I will assume that the rope's center of gravity is at its half-point.

This is the strategy:

compute v using conservation of energy,

compute t using Newton's Laws.

COMPUTE v

In the absence of friction, in the initial equilibrium position

the rope's center of gravity must have been on top of the fence.

Its potential energy was mgh.

Then the moment the rope clears the fence its potential energy was mg(h-l/2),

and its kinetic energy was mv²/2.

By conservation of energy

mg(h-l/2) + mv²/2 = mgh

From that

v = √(gl) (1)

COMPUTE t

The moment one end of the rope clears the fence,

the other end is distance h-l from the ground.

By free fall it covers that distance in the time t.
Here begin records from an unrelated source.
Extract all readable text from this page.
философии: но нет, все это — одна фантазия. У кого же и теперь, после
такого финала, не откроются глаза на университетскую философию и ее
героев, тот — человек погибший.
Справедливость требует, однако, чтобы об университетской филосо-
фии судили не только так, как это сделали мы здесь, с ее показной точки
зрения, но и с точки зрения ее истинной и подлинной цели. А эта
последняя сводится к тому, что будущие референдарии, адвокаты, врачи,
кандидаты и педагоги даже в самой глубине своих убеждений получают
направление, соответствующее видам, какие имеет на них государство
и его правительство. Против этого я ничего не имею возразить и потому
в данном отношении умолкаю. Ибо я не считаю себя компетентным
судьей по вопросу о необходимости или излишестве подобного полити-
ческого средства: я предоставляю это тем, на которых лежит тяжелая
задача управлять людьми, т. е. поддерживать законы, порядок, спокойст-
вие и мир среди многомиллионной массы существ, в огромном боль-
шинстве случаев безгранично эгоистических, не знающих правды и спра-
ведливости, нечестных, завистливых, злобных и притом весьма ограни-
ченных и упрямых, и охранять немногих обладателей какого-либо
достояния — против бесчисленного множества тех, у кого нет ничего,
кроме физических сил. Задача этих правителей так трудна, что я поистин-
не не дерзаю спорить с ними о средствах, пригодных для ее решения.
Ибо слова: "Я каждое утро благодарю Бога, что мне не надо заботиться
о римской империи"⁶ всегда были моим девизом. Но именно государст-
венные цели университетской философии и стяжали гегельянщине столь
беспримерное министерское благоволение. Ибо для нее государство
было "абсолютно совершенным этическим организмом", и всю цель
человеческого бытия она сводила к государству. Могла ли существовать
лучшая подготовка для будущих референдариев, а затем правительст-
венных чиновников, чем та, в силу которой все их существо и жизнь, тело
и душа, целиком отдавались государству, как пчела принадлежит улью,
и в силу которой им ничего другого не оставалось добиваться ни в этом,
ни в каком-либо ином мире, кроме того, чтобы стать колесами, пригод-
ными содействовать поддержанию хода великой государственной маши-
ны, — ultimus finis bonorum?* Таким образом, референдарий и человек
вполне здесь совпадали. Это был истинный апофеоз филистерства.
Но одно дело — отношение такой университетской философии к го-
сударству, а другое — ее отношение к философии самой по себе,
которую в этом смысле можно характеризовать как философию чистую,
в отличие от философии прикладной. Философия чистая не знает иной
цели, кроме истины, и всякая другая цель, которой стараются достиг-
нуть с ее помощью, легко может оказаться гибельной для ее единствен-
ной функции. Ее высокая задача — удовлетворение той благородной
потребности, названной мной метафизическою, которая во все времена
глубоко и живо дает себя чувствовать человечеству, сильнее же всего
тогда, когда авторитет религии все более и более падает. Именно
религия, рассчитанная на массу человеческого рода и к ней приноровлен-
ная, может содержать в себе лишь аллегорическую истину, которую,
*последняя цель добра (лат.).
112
Without deriving it, the equation for free fall gives us

h-l = vt + gt²/2

That gives the quadratic equation

gt²/2 + vt - (h-l) = 0

The solution is

t = (-v ± √(v² + 2g(h-l)))/g

Substitute from (1)

t = (-√(gl) ± √(gl + 2gh - 2gl))/g = (-√(gl) ± √(2gh - gl))/g = (-√l ± √(2h - l))/√g

While the negative solution does have a physical significance,

only the positive solution corresponds to the given problem.

So

t = (-√l + √(2h - l)))/√g